Comment décrire en quelques mots ces 30 minutes de concert ? Imaginez un chimpanzé enfermé dans une pièce vide et à qui on ne donne pour jouer qu'un gros bouton coloré à tourner. Imaginez ensuite que ce bouton commande un tuner en ondes moyennes qui est relié à une sono surpuissante dans une autre pièce.... et que vous êtes enfermé dans l'autre pièce. Rajoutez ensuite des bruits d'avions au décollage, de marteaux-piqueurs et quelques larsens. Imaginez enfin que, presque inaudibles dans le vacarme ambiant, des basses surpuissantes déferlent comme une averse de grêle que votre thorax encaisse comme autant de coups de poing. Voilà. En gros, c'était ça. En moins mélodique. Pour vous donner une idée, le site de John Wiese propose des mp3 ici. Tacks est sans doute ce qui ressemble le plus à ce que j'ai entendu vendredi.
Le terme "coups de poing" est à peine une exagération. En effet, le fait le plus marquant de la soirée fut sans doute un volume sonore complètement démentiel (ce fut encore pire pour Sunn 0))). Pour tout dire, armé de mes bouchons comme d'un bouclier, je me sentais l'âme d'un aventurier à qui les progrès de la science ont permis d'explorer un milieu hostile jusque là inaccessible (le fond de la Fosse des Mariannes, le cratère d'un volcan en éruption, le centre de la Terre ou le coeur d'un réacteur nucléaire...ce genre de choses). Au premier rang, impassible face aux impitoyables assauts sonores venant des amplis qui me faisaient face, je contemplais avec amusement le grand ordonnateur de ce chaos absurde : malingre, une parfaite tête de nerd, barbe blonde fournie et de grandes lunettes. A le regarder ainsi tenter d'assommer les spectateurs à coups de décibels. Je me demandais quel traumatisme d'enfance avait bien pu pousser ce qui était sans doute une adorable bambin rieur à créer une musique aussi inhumaine. Aurait-il été humilié à l'école primaire par ses condisciples parce qu'il ne parvenait pas à chanter l'hymne national dans le ton ? Son père aurait-il abandonné sa mère à 5 ans pour refaire sa vie avec une prof de piano classique ? Qui sait.
A le voir pourtant, une chose est sûre. Il n'est pas là pour rigoler et tous ses gestes, quelque aléatoires qu'ils semblent être, sont effectués avec un sérieux papal. Debout derrière une table couverte de fils, de boîtiers colorés et d'un iMac, il tourne des boutons, joue avec sa souris et brandit devant son visage un fil électrique, tentant de dénicher l'interférence la plus destructrice ou le son le plus cataclysmique, comme un entomologiste chasse l'Apollon ou le Grand-Nacré avec un filet.
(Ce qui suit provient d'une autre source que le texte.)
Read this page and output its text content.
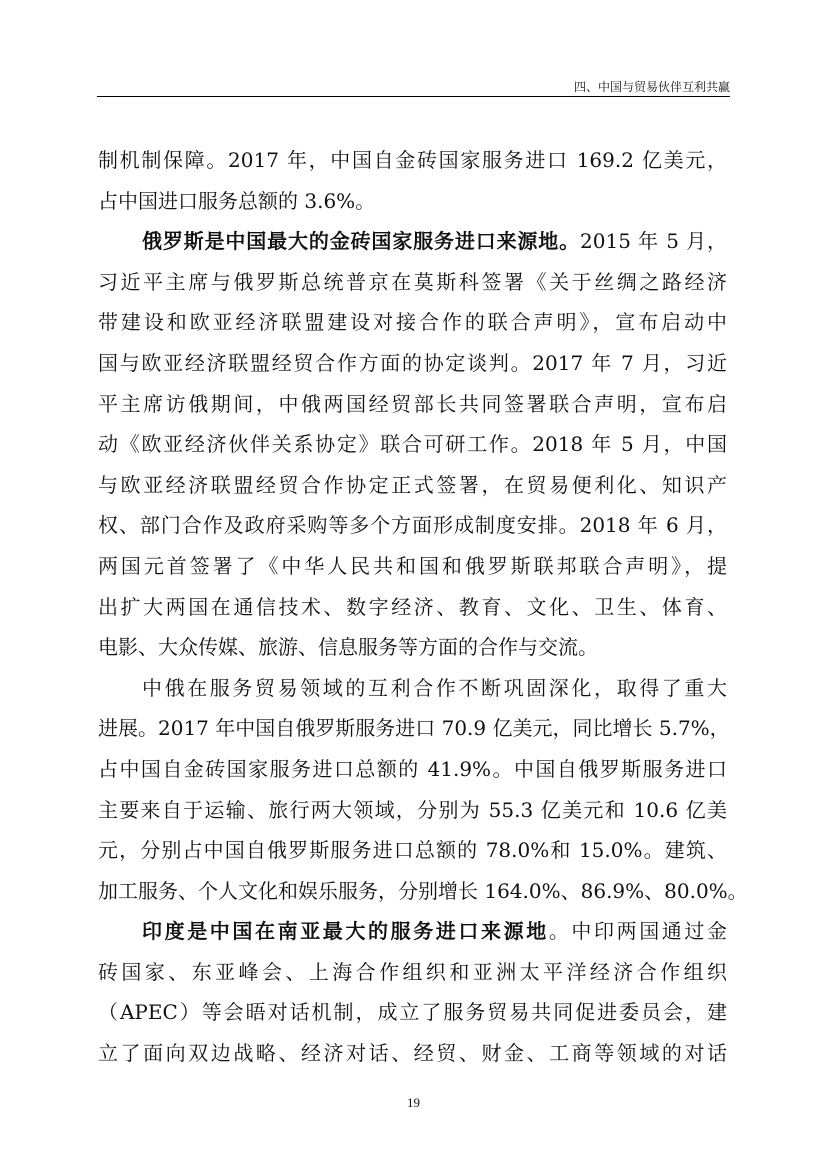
四、中国与贸易伙伴互利共赢
制机制保障。2017 年，中国自金砖国家服务进口 169.2 亿美元，
占中国进口服务总额的 3.6%。
俄罗斯是中国最大的金砖国家服务进口来源地。2015 年 5 月，
习近平主席与俄罗斯总统普京在莫斯科签署《关于丝绸之路经济
带建设和欧亚经济联盟建设对接合作的联合声明》，宣布启动中
国与欧亚经济联盟经贸合作方面的协定谈判。2017 年 7 月，习近
平主席访俄期间，中俄两国经贸部长共同签署联合声明，宣布启
动《欧亚经济伙伴关系协定》联合可研工作。2018 年 5 月，中国
与欧亚经济联盟经贸合作协定正式签署，在贸易便利化、知识产
权、部门合作及政府采购等多个方面形成制度安排。2018 年 6 月，
两国元首签署了《中华人民共和国和俄罗斯联邦联合声明》，提
出扩大两国在通信技术、数字经济、教育、文化、卫生、体育、
电影、大众传媒、旅游、信息服务等方面的合作与交流。
中俄在服务贸易领域的互利合作不断巩固深化，取得了重大
进展。2017 年中国自俄罗斯服务进口 70.9 亿美元，同比增长 5.7%，
占中国自金砖国家服务进口总额的 41.9%。中国自俄罗斯服务进口
主要来自于运输、旅行两大领域，分别为 55.3 亿美元和 10.6 亿美
元，分别占中国自俄罗斯服务进口总额的 78.0%和 15.0%。建筑、
加工服务、个人文化和娱乐服务，分别增长 164.0%、86.9%、80.0%。
印度是中国在南亚最大的服务进口来源地。中印两国通过金
砖国家、东亚峰会、上海合作组织和亚洲太平洋经济合作组织
（APEC）等会晤对话机制，成立了服务贸易共同促进委员会，建
立了面向双边战略、经济对话、经贸、财金、工商等领域的对话
19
Tout tend vers un seul but : déstabiliser le spectateur en permanence et donner l'illusion que l'aléatoire règne en maître. Toute tentative de construction dans la durée serait en effet perçue comme une honteuse capitulation face aux diktats des musiques faciles, de celles qui trompent l'auditeur en le baignant dans un confort factice....et John ne mange pas de ce pain-là. De ce point de vue, je pense qu'il peut être satisfait de son concert. Sa réputation est sauve. A aucun moment, je n'ai eu l'impression d'assister à un DJ-set de David Guetta.
Cela dit, trente minutes de concert, ce n'est pas trop long et cela permet de se faire une assez bonne idée de ce que John Wiese tente de créer. D'ailleurs, je ne me suis pas ennuyé. Bien que je continue à penser que tout cela n'a pas grand intérêt, je suis finalement plutôt content d'avoir assisté à ce concert. Il faut vivre d'expériences et j'ai toujours eu envie de me frotter au moins une fois à tous les genres. D'ailleurs, peut-être irai-je un jour voir Cradle of Filth, Lorie ou André Rieu si l'occasion se présente.
1 commentaire:
ouh la. en effet, c'est du lourd. impressionnant.
ps: "Voilà. En gros, c'était ça. En moins mélodique."!!!